Conquest’s politics after his Communist period were largely social democratic. Conquest’s friendship with Margaret Thatcher—it was after consultation with him that Mrs. Thatcher gave the “Iron Lady speech”—signalled a slight rightward drift in later years, but it is noteworthy that, for example, Conquest had supported the American position in Vietnam when he was still sternly on the Left. Conquest was an early sceptic of the European Union and concluded in later life that the Anglosphere should form a more organized alliance.
Robert Conquest’s life offers many lasting lessons, primary among them that areas under tyranny will eventually be free and the tyrants’ apologists in the Free World will have to answer for what they said and wrote while the regimes lasted. This is obviously a particularly acute lesson for the Middle East.
Bernard Lewis once put it this way:
After the fall of the Soviet Union, the [historians] who were denounced as enemies were welcomed in Russia … Those who were previously praised as good friends of the Soviets were dismissed with contempt as either hirelings or dupes of the Soviets.
Those who now use references to the “historic process” and “Orientalism” to explain why tyrants in the Greater Middle East cannot be criticized—or not criticized by Westerners, anyway—will not be thanked when the populations are eventually free of these wretched regimes.

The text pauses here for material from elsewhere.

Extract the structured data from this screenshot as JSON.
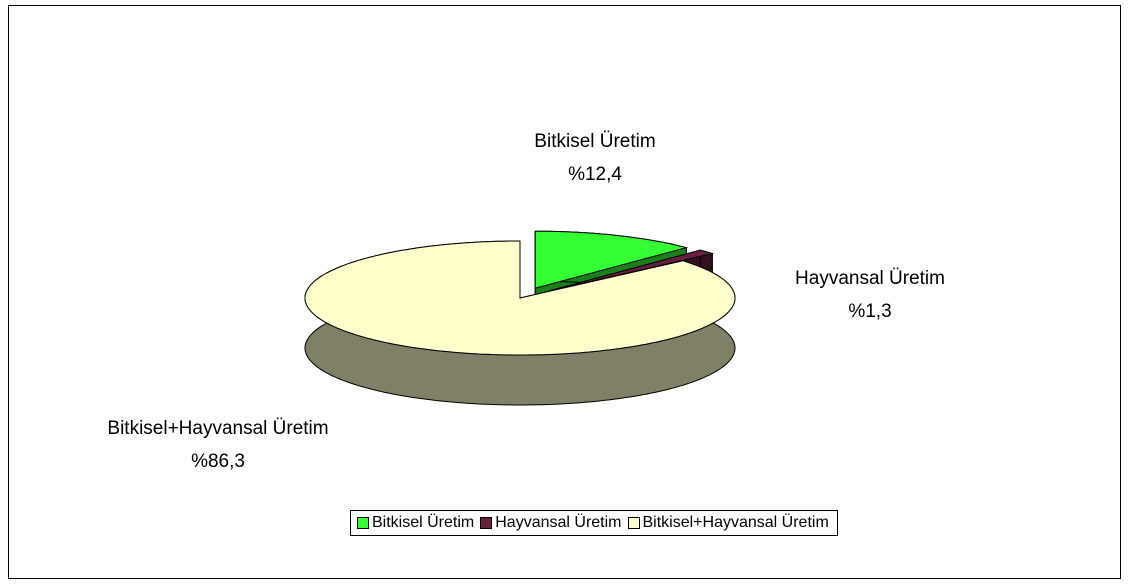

The struggle goes on. There are those who tell us Bashar al-Assad—despite using fighter jets against cities, gassing civilians, instituting terror-famines, and allowing the rise of the Islamic State to discredit the rebellion—is the answer to Syria’s woes, rather than their fons et origo. Others—with a considerable overlap—imagine that giving billions of dollars to the Islamic Republic of Iran means the regime will moderate and provide jobs for its people, rather than export more terrorism.
Conquest had the solution to this lack of clarity about tyranny. Forget the old Left/Right antagonism, said Conquest; what we really need is a United Front Against Bullshit.